Housing advice for Northern Ireland

Private rented housing benefit

Housing benefit can help some people to pay their rent and rates. The government is replacing housing benefit with Universal Credit. Most people who need to claim help to pay rent for the first time will claim Universal Credit instead of housing benefit. 

You can only make a new claim for housing benefit if you are of pension age or if you live in supported or temporary housing. 

You can make a new claim for housing benefit if you are a student and you have reached pension age. Younger students will only be able to claim housing benefit if

  • they are living in temporary or supported housing, and
  • they meet certain requirements. 

Some younger students may be able to claim Universal Credit, but this is not always possible. 
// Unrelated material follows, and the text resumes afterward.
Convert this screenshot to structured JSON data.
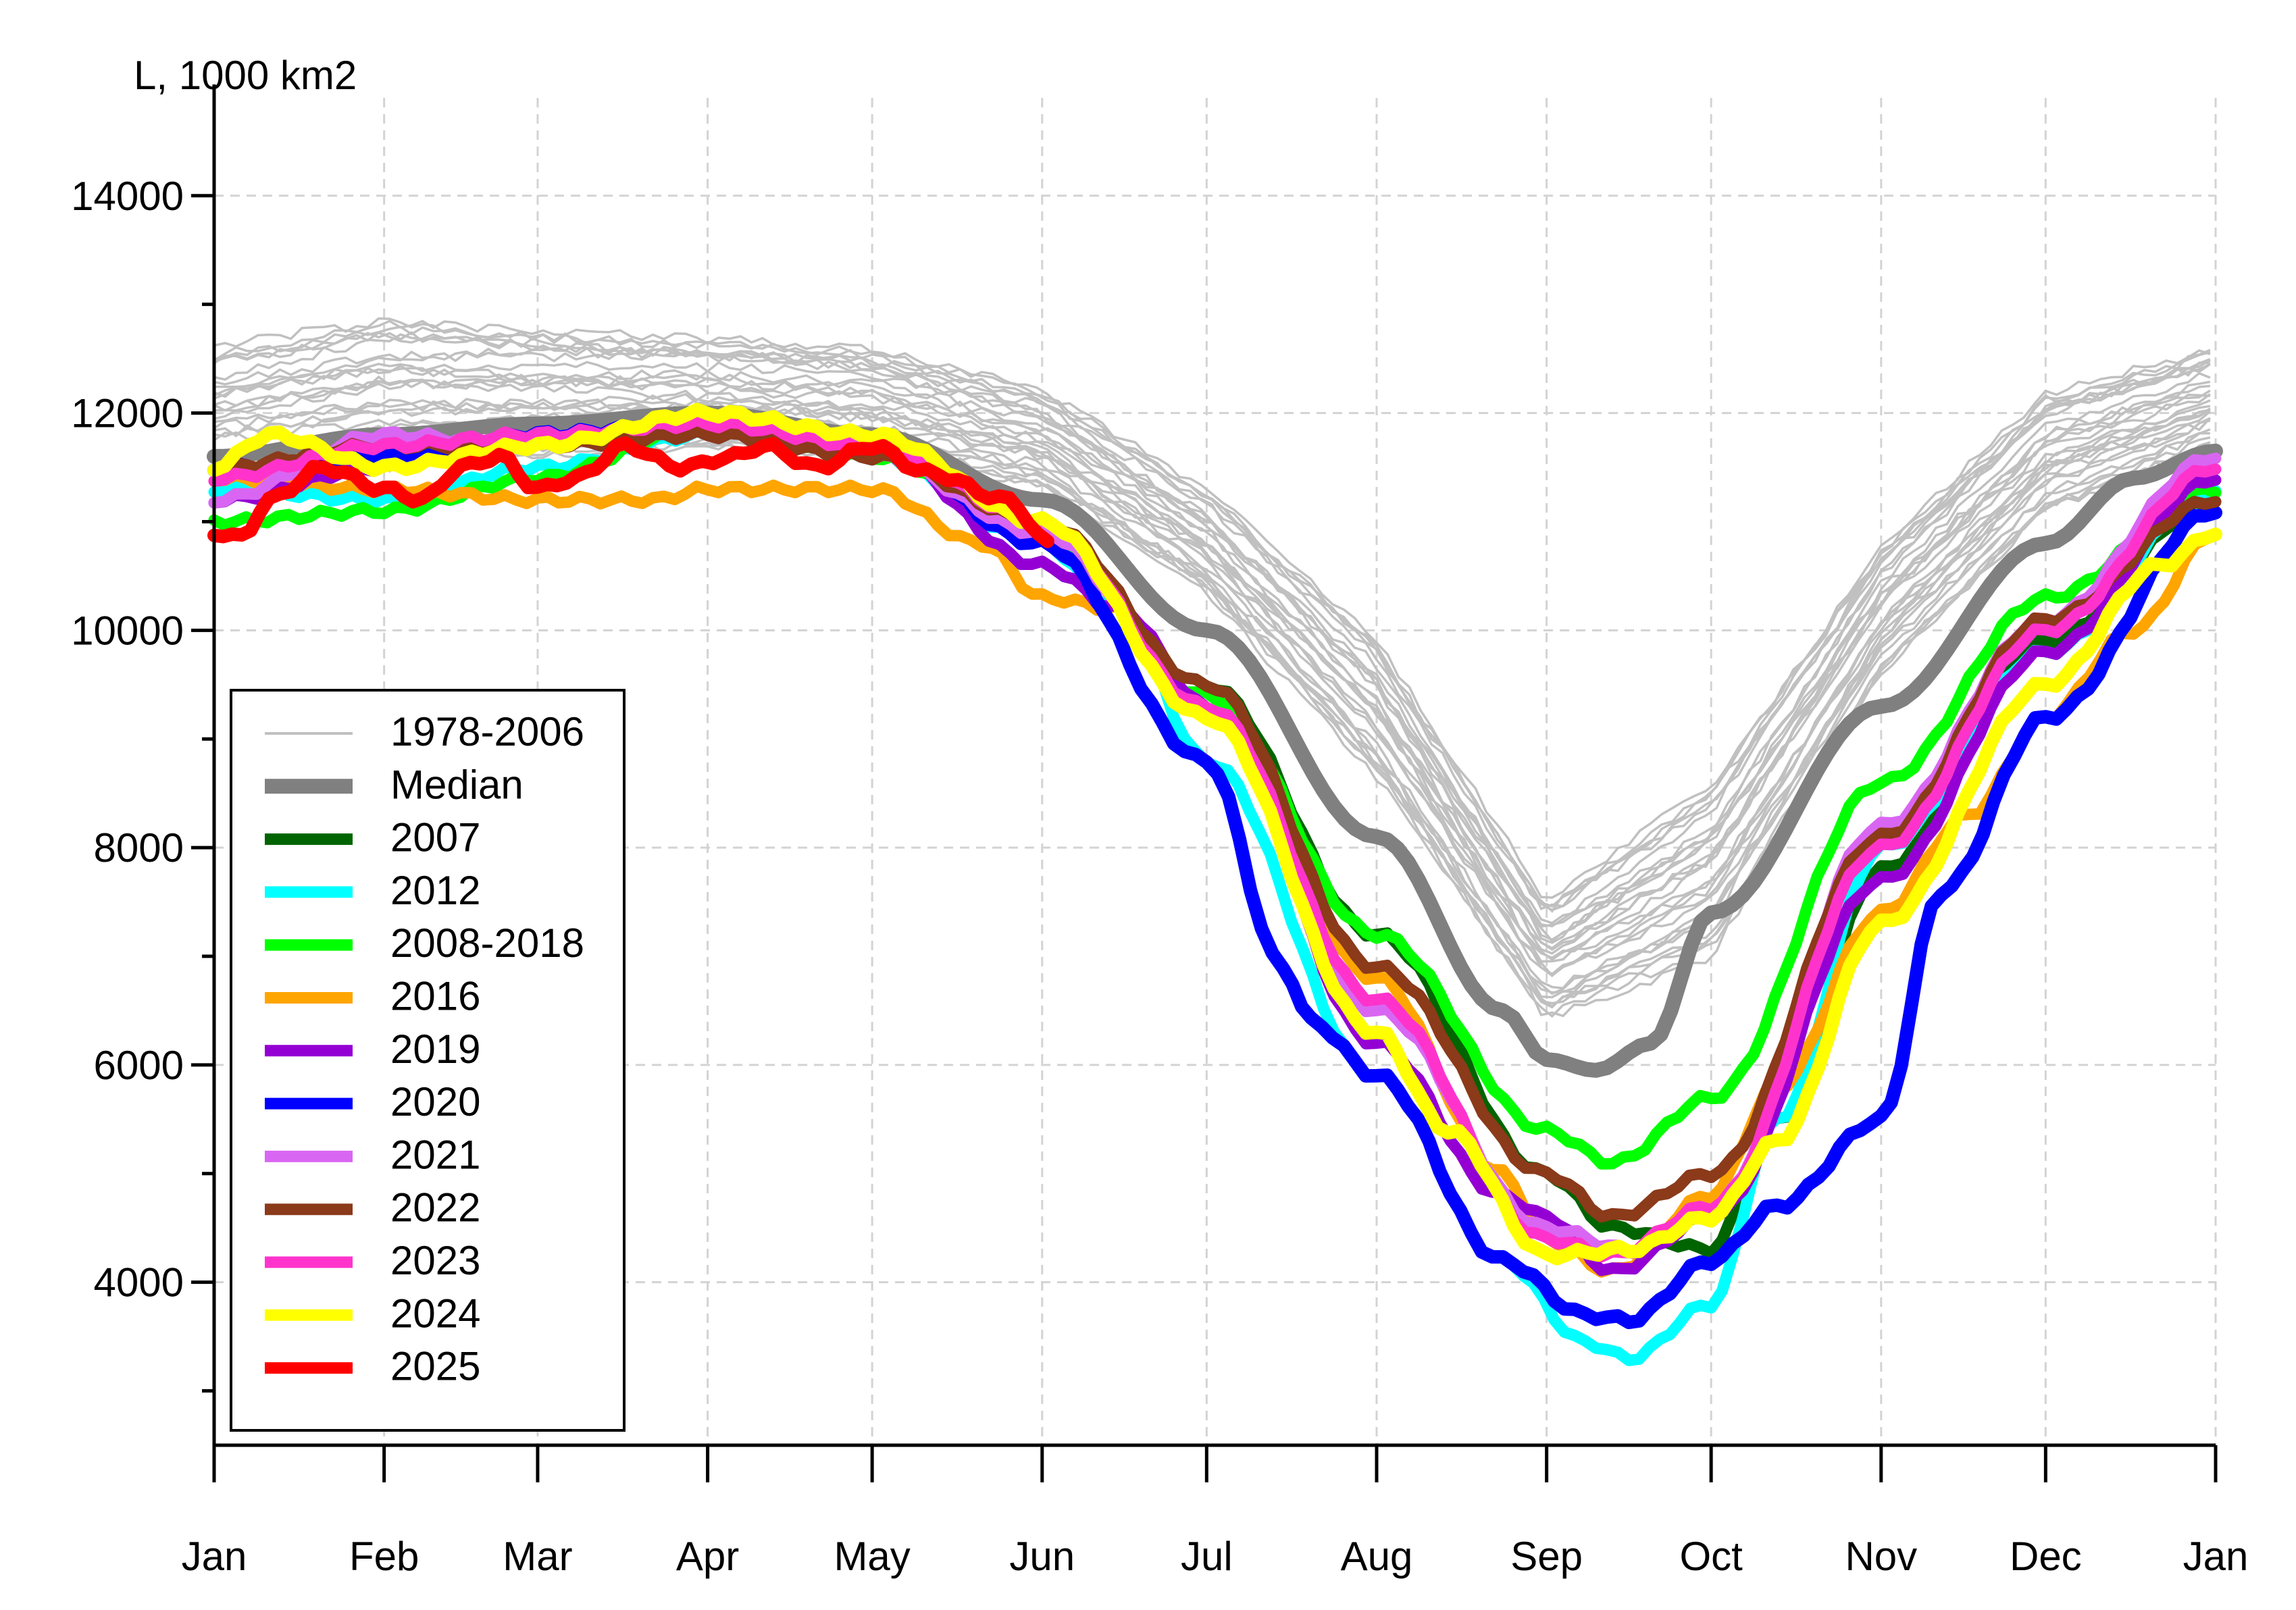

All tenants have a legal right to apply for housing benefit to help them with their housing costs. You should get to know how housing benefit is calculated and paid.

Your tenants are obliged to keep their rental accounts up to date. If a tenant is late with rent or hasn't paid in full, you should contact them to find out what has happened.
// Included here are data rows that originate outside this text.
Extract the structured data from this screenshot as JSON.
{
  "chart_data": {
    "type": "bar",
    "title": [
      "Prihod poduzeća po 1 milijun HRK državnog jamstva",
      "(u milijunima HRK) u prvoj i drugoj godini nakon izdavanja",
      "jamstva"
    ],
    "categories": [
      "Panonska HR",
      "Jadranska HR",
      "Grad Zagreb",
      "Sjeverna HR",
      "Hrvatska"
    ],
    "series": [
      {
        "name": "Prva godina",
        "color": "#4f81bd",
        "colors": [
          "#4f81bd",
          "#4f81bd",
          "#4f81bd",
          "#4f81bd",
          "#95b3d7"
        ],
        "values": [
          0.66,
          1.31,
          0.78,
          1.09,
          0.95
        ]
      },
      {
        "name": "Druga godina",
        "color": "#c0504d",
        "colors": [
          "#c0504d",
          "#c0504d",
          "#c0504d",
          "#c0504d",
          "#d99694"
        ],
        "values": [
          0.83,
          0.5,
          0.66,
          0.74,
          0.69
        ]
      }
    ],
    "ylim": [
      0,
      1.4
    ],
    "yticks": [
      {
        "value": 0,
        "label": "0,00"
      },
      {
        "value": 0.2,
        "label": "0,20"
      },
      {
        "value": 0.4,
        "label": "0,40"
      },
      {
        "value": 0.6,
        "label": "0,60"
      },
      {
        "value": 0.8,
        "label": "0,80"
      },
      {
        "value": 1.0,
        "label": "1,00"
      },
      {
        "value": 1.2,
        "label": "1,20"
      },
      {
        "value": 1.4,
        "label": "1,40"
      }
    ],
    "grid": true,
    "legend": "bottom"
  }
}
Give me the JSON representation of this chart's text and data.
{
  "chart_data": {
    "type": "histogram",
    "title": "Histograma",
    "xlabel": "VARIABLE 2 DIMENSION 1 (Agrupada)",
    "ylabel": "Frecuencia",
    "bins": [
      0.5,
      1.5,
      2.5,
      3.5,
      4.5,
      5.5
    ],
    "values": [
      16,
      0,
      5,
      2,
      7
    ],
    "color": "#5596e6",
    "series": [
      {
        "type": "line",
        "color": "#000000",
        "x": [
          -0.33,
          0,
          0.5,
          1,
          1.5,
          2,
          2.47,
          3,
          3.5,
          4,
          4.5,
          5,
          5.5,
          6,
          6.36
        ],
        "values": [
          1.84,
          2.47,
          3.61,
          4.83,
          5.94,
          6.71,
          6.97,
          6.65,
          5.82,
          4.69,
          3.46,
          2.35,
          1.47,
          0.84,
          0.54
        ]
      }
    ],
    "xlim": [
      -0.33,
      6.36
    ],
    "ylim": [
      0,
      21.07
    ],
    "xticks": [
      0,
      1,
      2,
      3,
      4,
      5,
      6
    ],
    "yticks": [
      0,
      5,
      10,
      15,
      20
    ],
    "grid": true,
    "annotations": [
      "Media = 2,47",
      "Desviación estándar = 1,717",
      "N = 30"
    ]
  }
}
If someone has to pay rent or rates for their home and is on a low income, they can make a claim for housing benefit. There are some people who cannot apply for housing benefit.

Private tenants who claim help with their rent will get either Universal Credit or Housing Benefit. There are two different systems used to calculate how much Housing Benefit someone will get. In most cases, the Local Housing Allowance rules will be used to calculate how much Housing Benefit or Universal Credit a private tenant gets to help with rent. But, if you have tenants living in protected tenancies or tenants who have continuously been receiving Housing Benefit since before April 2008 without a change in circumstances their benefits will be calculated using the old Housing Benefit rules that existed before 2008. 

The local housing allowance (LHA) system calculates how much benefit private tenants get towards rent. Both Housing Benefit and Universal Credit use the LHA rules. 

The amount your tenant gets in benefits will not usually match the rent you charge. It's common for tenants to get a lot less than they have to pay the landlord. 

You may be asked to pay back Housing Benefit or Universal Credit if your tenant was not entitled to this money. 

You must pay rent to your landlord in return for living in the property. If you stop paying your rent, are late with a payment or do not pay in full, your landlord may begin eviction proceedings against you.